The first sign of a torn meniscus is noticeable pain around the knees. You may also experience swelling, stiffness and locking of the knee joint. The swelling may occur on one or both sides of the knees. The swollen area usually feels spongy, but extreme swelling may cause the area to become harder. You may also find it difficult and painful to completely straighten the leg or bend it. A reliable sign of torn meniscus is a popping sound at the time of the injury or after the injury when you move. However, the popping sound may not occur if severely injured.

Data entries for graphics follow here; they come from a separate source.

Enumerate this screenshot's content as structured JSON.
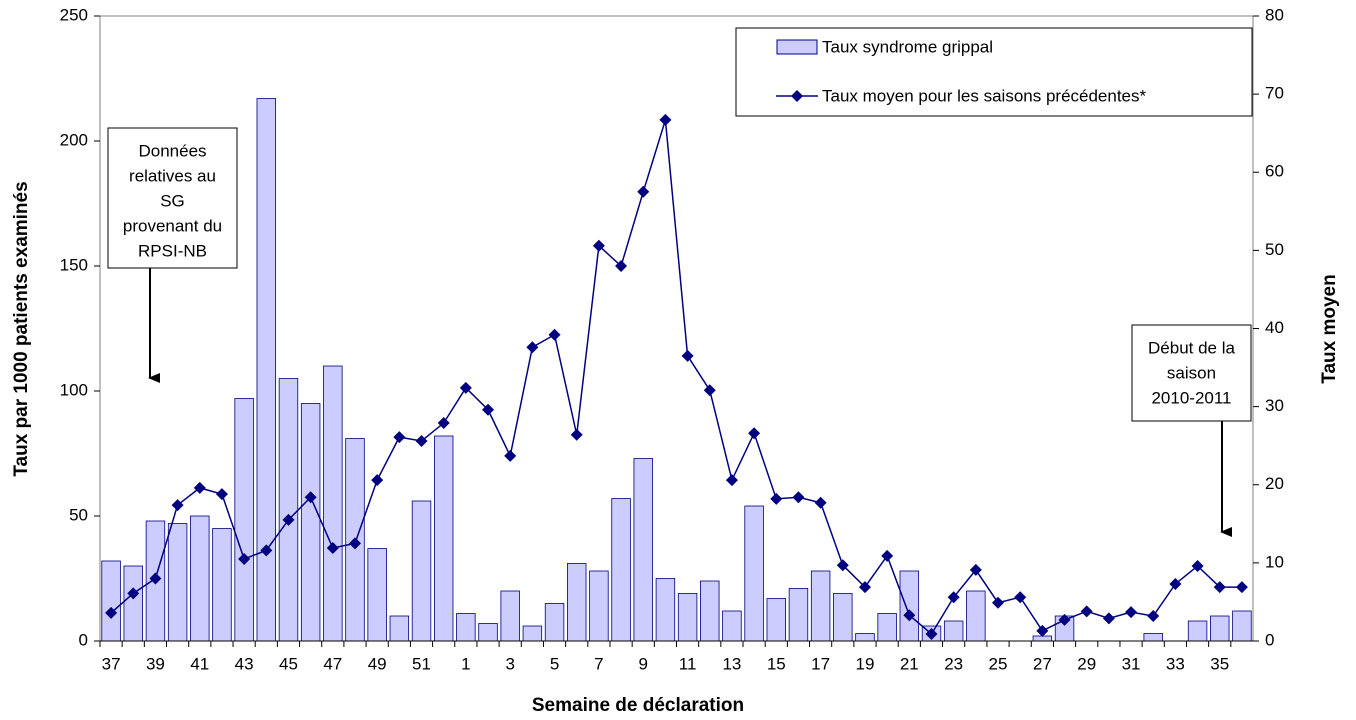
{
  "chart_data": {
    "type": "bar-line",
    "x_label": "Semaine de déclaration",
    "y_label": "Taux par 1000 patients examinés",
    "y2_label": "Taux moyen",
    "categories": [
      "37",
      null,
      "39",
      null,
      "41",
      null,
      "43",
      null,
      "45",
      null,
      "47",
      null,
      "49",
      null,
      "51",
      null,
      "1",
      null,
      "3",
      null,
      "5",
      null,
      "7",
      null,
      "9",
      null,
      "11",
      null,
      "13",
      null,
      "15",
      null,
      "17",
      null,
      "19",
      null,
      "21",
      null,
      "23",
      null,
      "25",
      null,
      "27",
      null,
      "29",
      null,
      "31",
      null,
      "33",
      null,
      "35",
      null
    ],
    "series": [
      {
        "name": "Taux syndrome grippal",
        "color": "#ccccff",
        "values": [
          32,
          30,
          48,
          47,
          50,
          45,
          97,
          217,
          105,
          95,
          110,
          81,
          37,
          10,
          56,
          82,
          11,
          7,
          20,
          6,
          15,
          31,
          28,
          57,
          73,
          25,
          19,
          24,
          12,
          54,
          17,
          21,
          28,
          19,
          3,
          11,
          28,
          6,
          8,
          20,
          0,
          0,
          2,
          10,
          0,
          0,
          0,
          3,
          0,
          8,
          10,
          12
        ]
      },
      {
        "name": "Taux moyen pour les saisons précédentes*",
        "color": "#000080",
        "axis": "y2",
        "values": [
          3.6,
          6.1,
          8,
          17.4,
          19.6,
          18.8,
          10.5,
          11.6,
          15.5,
          18.4,
          11.9,
          12.5,
          20.6,
          26.1,
          25.6,
          27.9,
          32.4,
          29.6,
          23.7,
          37.6,
          39.2,
          26.4,
          50.6,
          48,
          57.5,
          66.7,
          36.5,
          32.1,
          20.6,
          26.6,
          18.2,
          18.4,
          17.7,
          9.7,
          6.9,
          10.9,
          3.3,
          0.9,
          5.6,
          9.1,
          4.9,
          5.6,
          1.3,
          2.7,
          3.8,
          2.9,
          3.7,
          3.2,
          7.3,
          9.6,
          6.9,
          6.9
        ]
      }
    ],
    "ylim": [
      0,
      250
    ],
    "yticks": [
      0,
      50,
      100,
      150,
      200,
      250
    ],
    "y2lim": [
      0,
      80
    ],
    "y2ticks": [
      0,
      10,
      20,
      30,
      40,
      50,
      60,
      70,
      80
    ],
    "annotations": [
      {
        "lines": [
          "Données",
          "relatives au",
          "SG",
          "provenant du",
          "RPSI-NB"
        ]
      },
      {
        "lines": [
          "Début de la",
          "saison",
          "2010-2011"
        ]
      }
    ]
  }
}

How to Wrap a Meniscus Injury
Knowledge of basic first aid can be extremely helpful in initial treatment of a meniscus injury. Wrap the knee immediately after the injury occurs to avoid excessive inflammation. Rest the knee on a slightly raised surface to take pressure off the knee. Avoid holding the leg in the air because that will further strain the soft tissue in the knee joint. Wrap the knee snugly with an elastic compression bandage. The bandage should be snug but tight enough to allow a maximum of two fingers placed flatly between the thigh and the bandage. Unwrap the bandage and wrap it all over again if it causes discomfort or inhibits circulation. The bandage should support the knee and allow for mobility.
Allow yourself adequate time to recover, which may take between six to eight weeks. Place ice on the knee on a regular basis to help reduce swelling and pain. Consider seeing your physiotherapist to help you do exercises such as aerobics and swimming to help improve knee strength and mobility. Continue walking with the aid of a brace, walking cane, or crutches until the knee heals completely.